1. Rat half-life (t½): ~26 hours
2. Dog half-life (t½): ~60 hours
3. Human half-life (t½): ~196 hours

These properties indicate its potential for ultra-long acting effects in humans.

The low affinity of Insulin Icodec for the insulin receptor results in decreased clearance of insulin due to reduced receptor internalization.
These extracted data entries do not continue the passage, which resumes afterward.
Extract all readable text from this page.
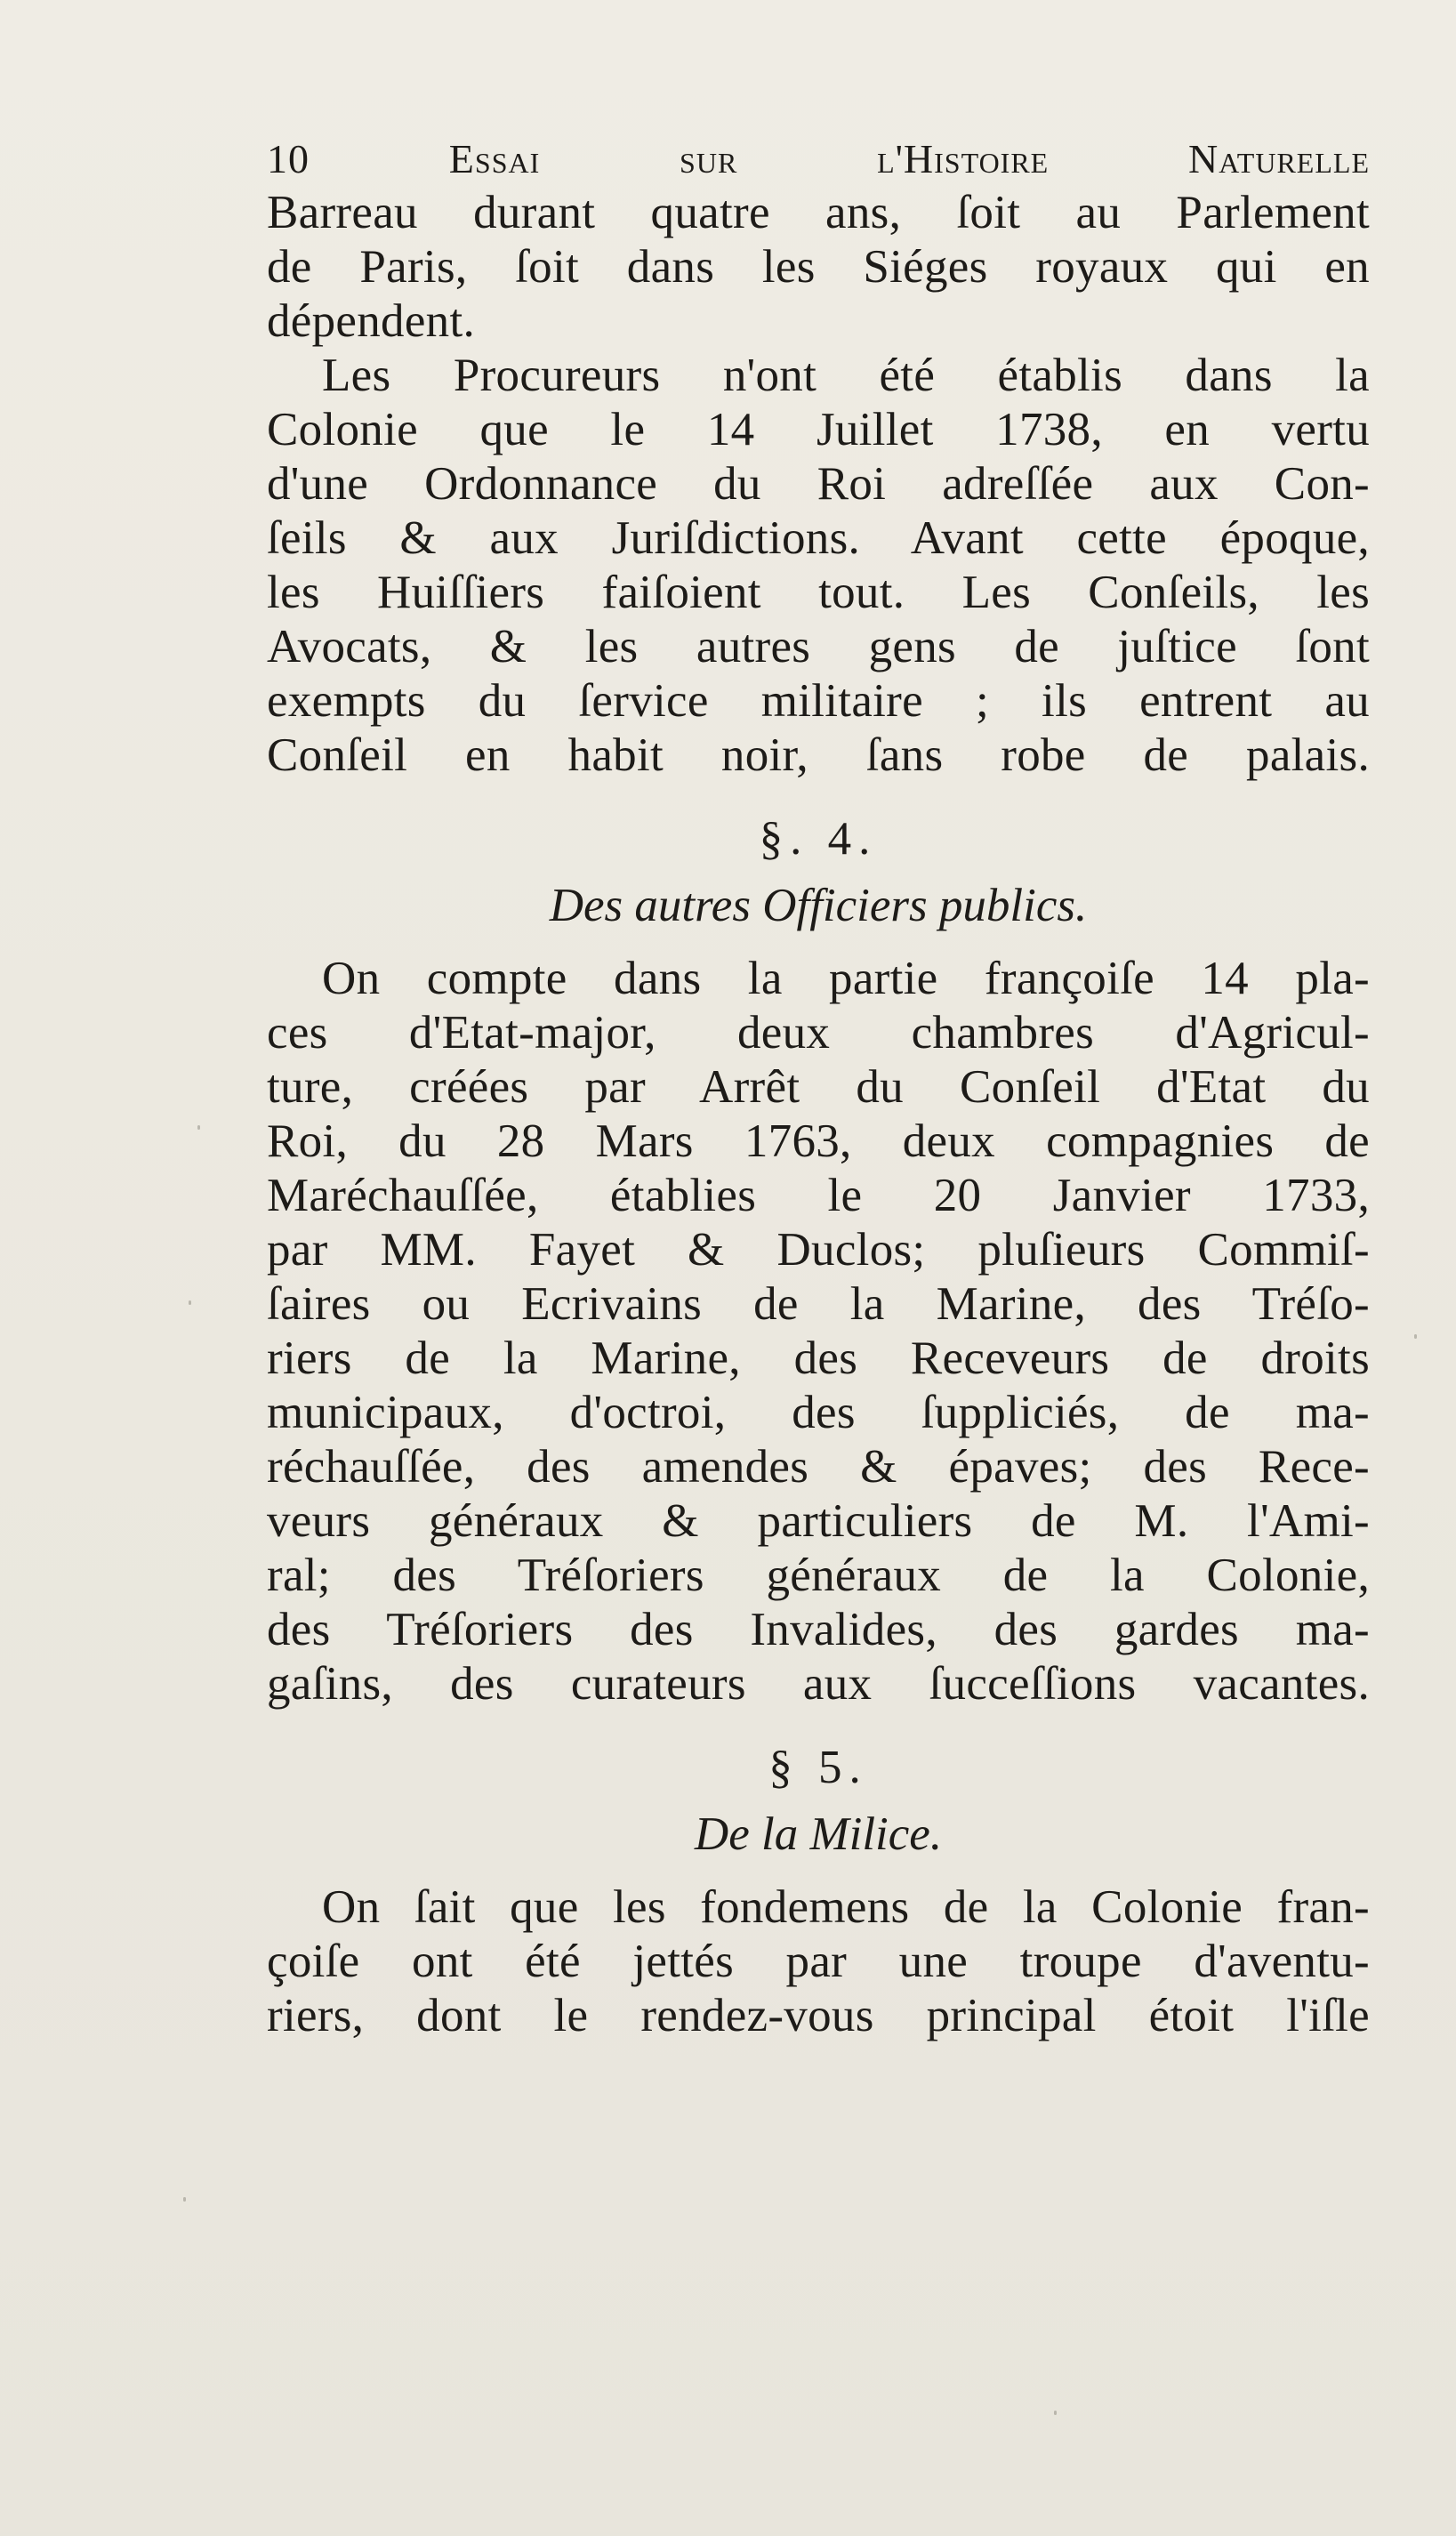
10	Essai sur l'Histoire Naturelle
Barreau durant quatre ans, ſoit au Parlement
de Paris, ſoit dans les Siéges royaux qui en
dépendent.
Les Procureurs n'ont été établis dans la
Colonie que le 14 Juillet 1738, en vertu
d'une Ordonnance du Roi adreſſée aux Con-
ſeils & aux Juriſdictions. Avant cette époque,
les Huiſſiers faiſoient tout. Les Conſeils, les
Avocats, & les autres gens de juſtice ſont
exempts du ſervice militaire ; ils entrent au
Conſeil en habit noir, ſans robe de palais.
§. 4.
Des autres Officiers publics.
On compte dans la partie françoiſe 14 pla-
ces d'Etat-major, deux chambres d'Agricul-
ture, créées par Arrêt du Conſeil d'Etat du
Roi, du 28 Mars 1763, deux compagnies de
Maréchauſſée, établies le 20 Janvier 1733,
par MM. Fayet & Duclos; pluſieurs Commiſ-
ſaires ou Ecrivains de la Marine, des Tréſo-
riers de la Marine, des Receveurs de droits
municipaux, d'octroi, des ſuppliciés, de ma-
réchauſſée, des amendes & épaves; des Rece-
veurs généraux & particuliers de M. l'Ami-
ral; des Tréſoriers généraux de la Colonie,
des Tréſoriers des Invalides, des gardes ma-
gaſins, des curateurs aux ſucceſſions vacantes.
§ 5.
De la Milice.
On ſait que les fondemens de la Colonie fran-
çoiſe ont été jettés par une troupe d'aventu-
riers, dont le rendez-vous principal étoit l'iſle
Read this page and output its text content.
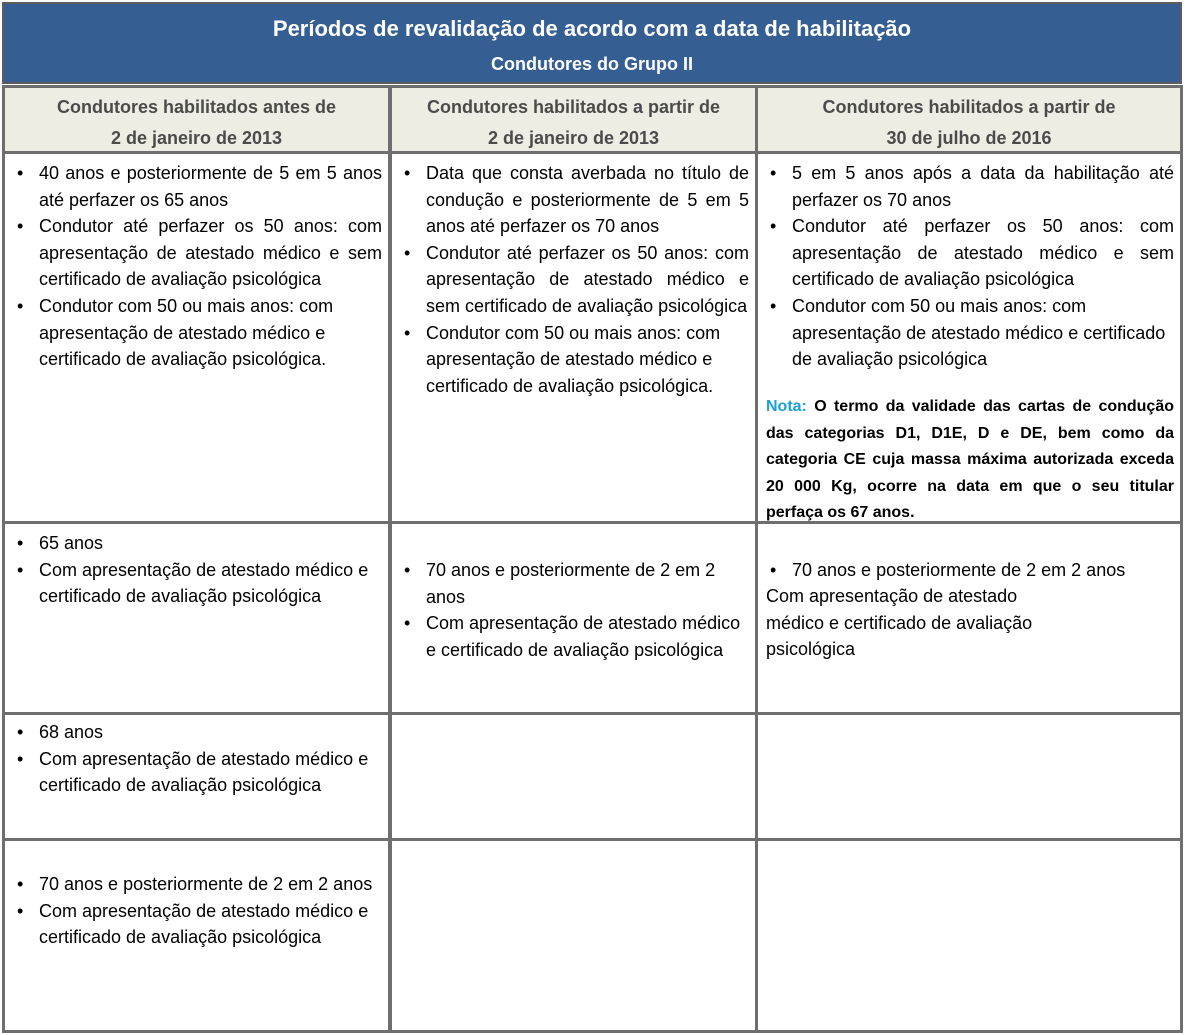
Períodos de revalidação de acordo com a data de habilitação
Condutores do Grupo II
Condutores habilitados antes de
2 de janeiro de 2013
Condutores habilitados a partir de
2 de janeiro de 2013
Condutores habilitados a partir de
30 de julho de 2016
• 40 anos e posteriormente de 5 em 5 anos até perfazer os 65 anos
• Condutor até perfazer os 50 anos: com apresentação de atestado médico e sem certificado de avaliação psicológica
• Condutor com 50 ou mais anos: com apresentação de atestado médico e certificado de avaliação psicológica.
• Data que consta averbada no título de condução e posteriormente de 5 em 5 anos até perfazer os 70 anos
• Condutor até perfazer os 50 anos: com apresentação de atestado médico e sem certificado de avaliação psicológica
• Condutor com 50 ou mais anos: com apresentação de atestado médico e certificado de avaliação psicológica.
• 5 em 5 anos após a data da habilitação até perfazer os 70 anos
• Condutor até perfazer os 50 anos: com apresentação de atestado médico e sem certificado de avaliação psicológica
• Condutor com 50 ou mais anos: com apresentação de atestado médico e certificado de avaliação psicológica
Nota: O termo da validade das cartas de condução das categorias D1, D1E, D e DE, bem como da categoria CE cuja massa máxima autorizada exceda 20 000 Kg, ocorre na data em que o seu titular perfaça os 67 anos.
• 65 anos
• Com apresentação de atestado médico e certificado de avaliação psicológica
• 70 anos e posteriormente de 2 em 2 anos
• Com apresentação de atestado médico e certificado de avaliação psicológica
• 70 anos e posteriormente de 2 em 2 anos
Com apresentação de atestado médico e certificado de avaliação psicológica
• 68 anos
• Com apresentação de atestado médico e certificado de avaliação psicológica
• 70 anos e posteriormente de 2 em 2 anos
• Com apresentação de atestado médico e certificado de avaliação psicológica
This contributes to its ultra-long acting profile, allowing for once-weekly administration.

The molecular engineering of Insulin Icodec includes modifications such as:

• yGlu
• C20 diacid
• 2xOEG

These modifications are designed to enhance its suitability for once-weekly administration.

Insulin analogs exhibit three distinct peaks in insulin effect during the morning, afternoon, and evening, while glargine maintains a steady level of insulin effect throughout the day and night.

Regular insulin shows three distinct peaks during the morning, afternoon, and evening, whereas NPH has a lower, broader peak that spans from the morning into the evening.

Bolus insulin has three distinct peaks during the morning, afternoon, and evening, while basal infusion maintains a steady, lower level of insulin effect throughout the day and night.

The glucose infusion rates for different insulin mixtures show that:

• Humalog has a higher initial peak and a faster decline.
• Humalog Mix50/50 and Humalog Mix75/25 have lower peaks and slower declines compared to Humalog.
• The NPL component exhibits the slowest decline in glucose infusion rate.

These mixtures provide a transient preprandial bolus and a prolonged basal level in a single injection.

Afrezza is an inhaled insulin approved by the FDA in June 2014. It is a regular human insulin in a dry powder form that is administered using an inhaler device.

Afrezza has a rapid onset and a shorter duration of action compared to subcutaneous (SC) injection, making it suitable for use as pre-prandial insulin.

Afrezza is contraindicated in patients with asthma and COPD because it may reduce lung function, leading to decreased FEV (forced expiratory volume).

FDKP is a complex ring structure that includes carbon, hydrogen, nitrogen, and oxygen atoms, featuring double bonds and various functional groups.

Inhaled insulin shows a sharp peak in concentration followed by a rapid decline, while subcutaneous insulin peaks later and declines more gradually, indicating different pharmacokinetic profiles.

Technosphere® Particle, composed of FDKP and polysorbate 80, is designed to enhance the delivery and absorption of inhaled insulin, as observed through electron microscopy.